Die weit vernetzten Handelswege, in denen der Ort eine Rolle als Knotenpunkt einnahm, wurden erst kürzlich, auch durch die Analyse des berühmten "Schatzes des Priamos", den Heinrich Schliemann 1873 in Troja ausgegraben hat, nachgewiesen: "Diese Netzwerke haben wir im Rahmen eines längerfristigen Goldprojekts mit Objekten aus Troia (Türkei), Poliochni (Griechenland) bis zu den Königsgräbern von Ur (Irak) vor kurzem mithilfe neuer Analysemethoden belegen können", erklärte Horejs. Dabei hatte sich gezeigt, dass das Rohmaterial Gold vermutlich aus denselben Lagerstätten stammt und die Art der Herstellung der Goldpreziosen sehr enge Kontakte innerhalb des großräumigen Netzwerks in der frühen Bronzezeit belegt.
Trotz der günstigen geografischen Lage sei die nahezu kontinuierliche Besiedlungsdauer über rund 2.000 Jahre erstaunlich, weil sich die Umweltbedingungen im Laufe der Zeit hin zu einem immer trockener werdenden Klima deutlich verschlechtert hätten, so Schwall. "Die Analysen der Mikroreste zeigen uns, dass die Küstenbewohner am Golf von Oman Fischerei betrieben haben und Dattelpalmen als Nahrungsquelle nutzten. Die botanischen Reste zeigen zudem das Vorkommen von Frischwasserressourcen in unmittelbarer Nähe", ergänzte Horejs. Die Forscher vermuten, dass der uneingeschränkte Zugang zu Süßwasser neben den Handelsrouten und Versorgungsnetzwerken eine zentrale Rolle bei der langen, erfolgreichen Besiedelung gespielt hat.

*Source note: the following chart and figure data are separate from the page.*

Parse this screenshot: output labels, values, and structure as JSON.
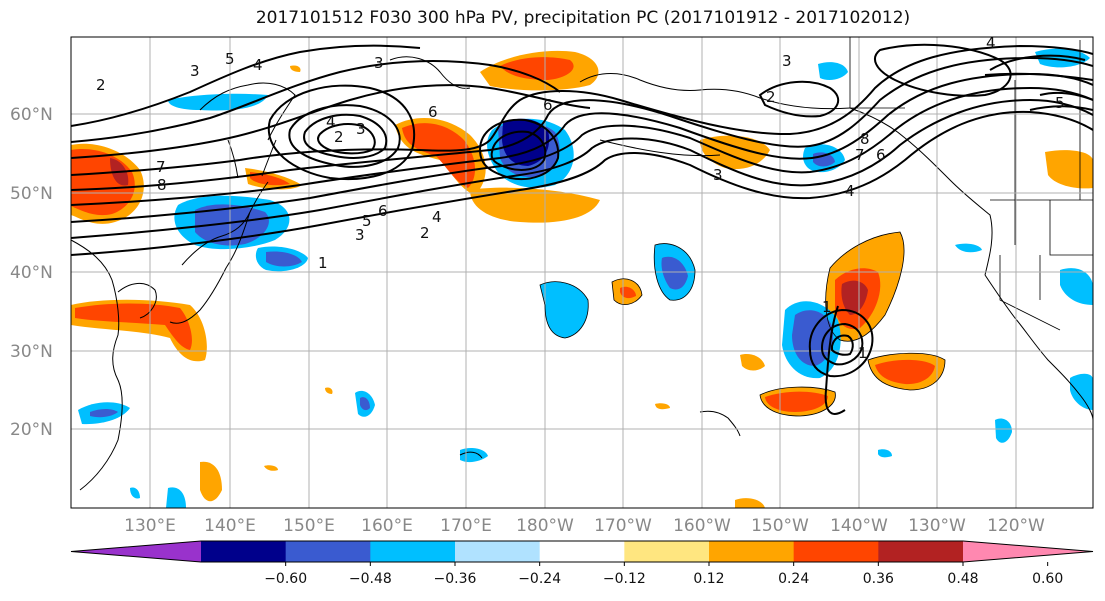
{
  "title": "2017101512 F030 300 hPa PV, precipitation PC (2017101912 - 2017102012)",
  "lat_labels": [
    "60°N",
    "50°N",
    "40°N",
    "30°N",
    "20°N"
  ],
  "lon_labels": [
    "130°E",
    "140°E",
    "150°E",
    "160°E",
    "170°E",
    "180°W",
    "170°W",
    "160°W",
    "150°W",
    "140°W",
    "130°W",
    "120°W"
  ],
  "colorbar": {
    "ticks": [
      "−0.60",
      "−0.48",
      "−0.36",
      "−0.24",
      "−0.12",
      "0.12",
      "0.24",
      "0.36",
      "0.48",
      "0.60"
    ],
    "colors": [
      "#9932cc",
      "#00008b",
      "#3a5bd0",
      "#00bfff",
      "#b0e2ff",
      "#ffffff",
      "#ffe680",
      "#ffa500",
      "#ff4500",
      "#b22222",
      "#ff88b0"
    ]
  },
  "contour_labels": [
    "1",
    "2",
    "3",
    "4",
    "5",
    "6",
    "7",
    "8"
  ]
}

Seit 2019 forscht das Österreichischen Archäologischen Instituts (ÖAI) der ÖAW in Kooperation mit der archäologischen Behörde vor Ort, der Sharjah Archaeology Authority (SAA), und mit Unterstützung der Österreichischen Botschaft in Abu Dhabi. Horejs sagte über die Kooperation mit dem SAA: "Die Gastfreundschaft ermöglicht uns diese exzellente Grundlagenforschung zu einem wichtigen Aspekt der Menschheitsgeschichte vor rund 4500 Jahren, die das Indusgebiet und die Golfregion mit Europa verbunden hat."
Seit diesem Jahr ist das LEIZA als neuer ständiger Partner an den Forschungsbemühungen beteiligt. Um zukünftige Perspektiven innerhalb der Zusammenarbeit zwischen dem Emirat Schardscha zu vertiefen, sind Horejs, die auch wissenschaftliche Co-Direktorin des ÖAI ist, und die Generaldirektorin des LEIZA, Alexandra W. Busch, derzeit in Kalba.